Но кисть скоро выключится и значит, вся эта оплеуха цивилизации замолкнет без самой цивилизации. Не будут крутится кисть, ключ и рыба, потухнет проектор с небом и дымом, антуражный свет, на который Рамиро Кесада Понс, вероятно, потратил много дней работы, погаснет и все утонет в темноте, как Помпеи, накрытые пеплом, или как уборная, где выключили лампочку. Невозможно протестовать против цивилизации с ее помощью, тогда, может быть, это и не протест вовсе. Синтез, размытие границ между объектом и субъектом, между креслом и человеком, воспоминание будущего, глубоко корнями уходящего в блаженное время фроммовского рая, когда человек не отделился еще от природы, не противопоставил себя ей. Или комментарий и мнение на человекоцентристскую индивидуализацию и самоидентификацию. Мы познаем себя, щупая границу восприятия, и определяем себя через отрицание: я — не кресло, я — не моя мама, я — не кот. А что если я и есть кресло? Как тогда будет выглядеть моя жизнь, моя психика, моя мораль, когда граница соприкосновения с миром раздулась и включила в себя и диван, и маму, и кота? Или…
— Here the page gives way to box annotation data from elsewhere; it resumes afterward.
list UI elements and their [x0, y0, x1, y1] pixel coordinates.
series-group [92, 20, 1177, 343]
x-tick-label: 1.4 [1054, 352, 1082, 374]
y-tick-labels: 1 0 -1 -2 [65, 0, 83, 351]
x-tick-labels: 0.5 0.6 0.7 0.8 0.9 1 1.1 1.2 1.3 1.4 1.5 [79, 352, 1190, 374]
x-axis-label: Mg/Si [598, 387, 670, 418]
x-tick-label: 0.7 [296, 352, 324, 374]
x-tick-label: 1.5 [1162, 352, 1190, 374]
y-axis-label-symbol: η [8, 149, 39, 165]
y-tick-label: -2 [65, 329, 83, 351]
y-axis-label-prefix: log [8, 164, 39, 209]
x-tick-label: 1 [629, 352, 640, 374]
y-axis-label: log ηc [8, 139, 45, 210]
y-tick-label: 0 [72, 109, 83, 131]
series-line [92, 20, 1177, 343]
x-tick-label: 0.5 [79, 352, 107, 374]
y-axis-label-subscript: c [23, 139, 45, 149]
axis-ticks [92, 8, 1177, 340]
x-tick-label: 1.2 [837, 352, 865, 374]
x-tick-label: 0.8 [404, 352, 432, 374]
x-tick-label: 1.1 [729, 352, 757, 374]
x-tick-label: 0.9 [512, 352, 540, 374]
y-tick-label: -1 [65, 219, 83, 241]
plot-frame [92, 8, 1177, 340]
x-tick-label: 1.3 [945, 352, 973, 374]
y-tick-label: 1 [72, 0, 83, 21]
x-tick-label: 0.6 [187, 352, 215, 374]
Все это, разумеется, бессильное отрицание жизни, отрицание самой возможности ее познания, которые неизбежно вытекают из идеалистических представлениях о действительности и необходимом недоступном и непознаваемом пласте чистого духа. Если отбросить эту мишуру как ненужное — хотя иногда очень сладостное — усложнение, то все это окажется бредом и сном, нагромождением, защитой и истерической фантазией незрелого сознания, напуганного противоречием. Можно прятаться от противоречия в иллюзиях, можно отрицать его или выстраивать целые системы «новой» культуры, а можно проснуться, встретиться с ним и разрешить его. Больше, чем слияние с креслом или месть разозленной природы меня пугает нежелание просыпаться. Во сне часто что-нибудь кажется слишком значительным, слишком важным, чтобы забыть, а наутро уже стыдно и вспомнить.